You might be well served to know that Speaker Pelosi and Ms. Ferraro are both on the Board of Directors of The National Organization of Italian American Women (NOIAW). A former Republican Congresswoman, Margaret Scafati Roukema, is also a Director. NOIAW members include doctors, lawyers, artists, scientists, nurses, businesswomen, educators, writers, judges, and women working in the home. It is the only national membership organization for women of Italian ancestry. NOIAW sponsors educational, cultural and social events and focus on issues of interest to Italian American women and is committed to preserving Italian heritage, language, and culture while simultaneously promoting and supporting the advancement of women of Italian ancestry. The programs recognize and promote the accomplishments and contributions of women of Italian ancestry as well as acknowledge women as keepers of the culture.

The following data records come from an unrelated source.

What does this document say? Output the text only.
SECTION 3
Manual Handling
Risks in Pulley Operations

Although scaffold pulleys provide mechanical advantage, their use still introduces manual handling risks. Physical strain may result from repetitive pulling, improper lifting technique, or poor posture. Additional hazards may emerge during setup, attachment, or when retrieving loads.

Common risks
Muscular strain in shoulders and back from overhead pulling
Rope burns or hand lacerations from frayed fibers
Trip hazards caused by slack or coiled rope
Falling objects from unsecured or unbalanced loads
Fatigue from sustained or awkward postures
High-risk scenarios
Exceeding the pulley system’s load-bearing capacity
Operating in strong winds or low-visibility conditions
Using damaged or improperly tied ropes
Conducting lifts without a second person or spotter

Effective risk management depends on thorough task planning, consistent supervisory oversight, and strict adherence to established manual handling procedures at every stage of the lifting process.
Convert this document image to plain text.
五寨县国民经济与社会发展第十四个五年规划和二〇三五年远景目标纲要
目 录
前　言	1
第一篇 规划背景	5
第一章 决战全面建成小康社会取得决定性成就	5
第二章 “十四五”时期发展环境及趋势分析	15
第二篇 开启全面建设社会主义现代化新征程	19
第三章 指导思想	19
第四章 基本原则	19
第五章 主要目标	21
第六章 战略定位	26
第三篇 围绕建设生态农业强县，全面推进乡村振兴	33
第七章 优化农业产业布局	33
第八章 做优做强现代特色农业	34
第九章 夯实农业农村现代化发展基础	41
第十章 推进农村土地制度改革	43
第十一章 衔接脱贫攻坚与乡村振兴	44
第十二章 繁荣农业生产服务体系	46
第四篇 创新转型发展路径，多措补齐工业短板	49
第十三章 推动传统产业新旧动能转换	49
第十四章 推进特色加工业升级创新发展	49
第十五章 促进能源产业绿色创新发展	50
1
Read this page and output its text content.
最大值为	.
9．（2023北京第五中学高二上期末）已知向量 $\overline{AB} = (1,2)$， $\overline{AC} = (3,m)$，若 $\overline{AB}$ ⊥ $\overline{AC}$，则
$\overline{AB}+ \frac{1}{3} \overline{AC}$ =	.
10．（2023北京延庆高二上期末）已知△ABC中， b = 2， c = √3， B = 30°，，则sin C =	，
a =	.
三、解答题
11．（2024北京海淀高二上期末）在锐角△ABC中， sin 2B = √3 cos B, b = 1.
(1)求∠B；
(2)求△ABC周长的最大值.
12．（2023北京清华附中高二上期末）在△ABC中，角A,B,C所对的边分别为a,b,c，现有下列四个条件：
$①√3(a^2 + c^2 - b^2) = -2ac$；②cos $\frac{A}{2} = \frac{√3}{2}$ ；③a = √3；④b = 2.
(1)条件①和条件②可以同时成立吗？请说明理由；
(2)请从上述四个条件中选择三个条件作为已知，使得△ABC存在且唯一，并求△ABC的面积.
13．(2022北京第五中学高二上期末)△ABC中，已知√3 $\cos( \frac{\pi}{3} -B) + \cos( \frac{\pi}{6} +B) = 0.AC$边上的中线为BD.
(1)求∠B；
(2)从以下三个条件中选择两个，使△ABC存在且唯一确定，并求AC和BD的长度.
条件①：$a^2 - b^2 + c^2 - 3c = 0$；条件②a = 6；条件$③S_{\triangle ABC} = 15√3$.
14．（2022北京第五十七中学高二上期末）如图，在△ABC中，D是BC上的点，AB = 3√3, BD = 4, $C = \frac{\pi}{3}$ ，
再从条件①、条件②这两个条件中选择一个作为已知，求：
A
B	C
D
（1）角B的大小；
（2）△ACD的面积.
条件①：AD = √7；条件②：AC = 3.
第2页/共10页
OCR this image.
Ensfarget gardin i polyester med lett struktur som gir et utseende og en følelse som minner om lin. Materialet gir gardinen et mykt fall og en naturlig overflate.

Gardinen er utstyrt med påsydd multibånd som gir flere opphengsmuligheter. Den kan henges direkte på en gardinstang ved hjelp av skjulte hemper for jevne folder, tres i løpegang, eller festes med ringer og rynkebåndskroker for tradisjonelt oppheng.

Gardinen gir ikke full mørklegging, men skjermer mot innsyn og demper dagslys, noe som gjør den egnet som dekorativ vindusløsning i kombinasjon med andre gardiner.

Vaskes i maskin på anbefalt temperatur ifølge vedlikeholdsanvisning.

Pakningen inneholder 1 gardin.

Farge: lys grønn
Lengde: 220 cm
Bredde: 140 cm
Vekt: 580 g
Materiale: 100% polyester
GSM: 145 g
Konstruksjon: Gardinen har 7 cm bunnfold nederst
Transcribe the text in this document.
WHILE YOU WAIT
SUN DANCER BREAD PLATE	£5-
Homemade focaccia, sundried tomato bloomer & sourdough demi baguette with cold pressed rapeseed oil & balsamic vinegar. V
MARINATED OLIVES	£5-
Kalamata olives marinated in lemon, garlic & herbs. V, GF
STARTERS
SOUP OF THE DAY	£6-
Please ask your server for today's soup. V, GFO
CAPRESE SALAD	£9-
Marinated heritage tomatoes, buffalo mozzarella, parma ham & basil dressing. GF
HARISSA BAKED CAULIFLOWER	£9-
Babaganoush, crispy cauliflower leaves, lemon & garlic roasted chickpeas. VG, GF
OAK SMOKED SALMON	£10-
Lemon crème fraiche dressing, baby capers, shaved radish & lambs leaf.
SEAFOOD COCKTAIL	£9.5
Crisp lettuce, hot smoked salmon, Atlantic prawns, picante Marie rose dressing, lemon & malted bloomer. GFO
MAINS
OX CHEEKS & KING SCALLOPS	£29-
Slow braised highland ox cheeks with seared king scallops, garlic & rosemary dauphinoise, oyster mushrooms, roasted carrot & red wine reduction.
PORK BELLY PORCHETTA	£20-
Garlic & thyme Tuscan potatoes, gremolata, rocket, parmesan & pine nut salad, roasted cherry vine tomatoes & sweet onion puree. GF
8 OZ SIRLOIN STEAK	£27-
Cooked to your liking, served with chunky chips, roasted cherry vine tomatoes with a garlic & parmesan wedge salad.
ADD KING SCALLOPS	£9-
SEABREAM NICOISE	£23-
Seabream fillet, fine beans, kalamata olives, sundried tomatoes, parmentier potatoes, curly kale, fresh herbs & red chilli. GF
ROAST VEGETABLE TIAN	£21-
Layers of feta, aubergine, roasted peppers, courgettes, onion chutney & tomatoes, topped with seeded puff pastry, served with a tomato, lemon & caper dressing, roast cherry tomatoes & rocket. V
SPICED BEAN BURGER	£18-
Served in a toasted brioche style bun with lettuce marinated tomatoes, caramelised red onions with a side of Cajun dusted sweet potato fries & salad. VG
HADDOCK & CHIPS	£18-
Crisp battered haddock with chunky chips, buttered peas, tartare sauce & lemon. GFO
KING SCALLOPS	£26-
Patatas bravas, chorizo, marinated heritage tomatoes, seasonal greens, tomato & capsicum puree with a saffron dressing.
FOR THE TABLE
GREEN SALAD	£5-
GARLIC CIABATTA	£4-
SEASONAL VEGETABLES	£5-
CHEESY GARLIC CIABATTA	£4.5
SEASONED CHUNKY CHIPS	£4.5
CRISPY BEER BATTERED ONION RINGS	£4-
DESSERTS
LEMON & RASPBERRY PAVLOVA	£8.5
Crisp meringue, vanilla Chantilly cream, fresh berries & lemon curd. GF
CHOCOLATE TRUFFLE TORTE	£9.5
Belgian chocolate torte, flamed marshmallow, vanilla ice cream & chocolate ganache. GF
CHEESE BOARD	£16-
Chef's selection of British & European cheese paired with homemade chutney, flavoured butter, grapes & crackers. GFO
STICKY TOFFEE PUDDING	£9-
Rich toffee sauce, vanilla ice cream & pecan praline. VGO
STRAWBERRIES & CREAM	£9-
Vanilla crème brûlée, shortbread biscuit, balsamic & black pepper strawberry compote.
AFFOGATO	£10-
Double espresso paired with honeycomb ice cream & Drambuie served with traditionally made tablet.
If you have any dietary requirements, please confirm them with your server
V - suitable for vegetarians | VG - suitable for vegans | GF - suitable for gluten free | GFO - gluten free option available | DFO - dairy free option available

So it shouldn't have come as a surprise to you that Speaker Pelosi told Brian Williams that she was proud to be the first Italian American woman to be Speaker of the House. You see, like all Italian American women, she knows that she is a little different from other women, and proud of it. You can expect her to be e motive but controlled, display a devotion to her causes with the same principled, sometimes ferocious, intensity as she does in her devotion to her family. An Italian American woman has an abundance of self-esteem. Do not trifle with her or be fooled into thinking that the kindness and charm that she displays is indicative of weakness. As a my friend and business partner always says regarding Italian American women “They're right. Even when they're wrong, they're right. You don't stand a chance.” He is a staunch Republican, and he learned this from his mother, so you can trust them even if you doubt the word of a Democrat. Italian American women have spent over one hundred and fifty years being role models for Italian Americans, male and female alike. And the good news for all other Americans is that now it will spread to them. Yes, Mr. President, you can be sure that she will inspire even those who disagree with her. Perhaps even yourself. I assure you that Italian American Republicans might assail her political agenda but will support her persona. They know “She's right. Even when she's wrong, she's right. You don't stand a chance.” Listen to them!

One more thing I want to mention. I know that you are aware that the Department of Justice recently published its conclusion that despite the movie, print and broadcast media depicting otherwise from time to time, only .0025 percent of the more than 26,000,000 Italian Americans have any arrest record. That's about 65,000, and it represents one of the lowest rates among identifiable ethnic groups in America. However, from time to time we still have to put up with the negative stereotype of the shoulder holstered mobster in media advertising hawking soft drinks, dairy products, beer, food containers and the like. And the Sopranos will be back for another season. Don't let these things fool you. You needn't be concerned about Speaker Pelosi being armed with a gun. She is an Italian American mother and grandmother, for goodness sake!!

It's the wooden spoon, or il cucchiaione as we call it, for which you must keep on the alert. You are defenseless against it should she choose to wield it, as it is inherited in the DNA of an Italian American woman.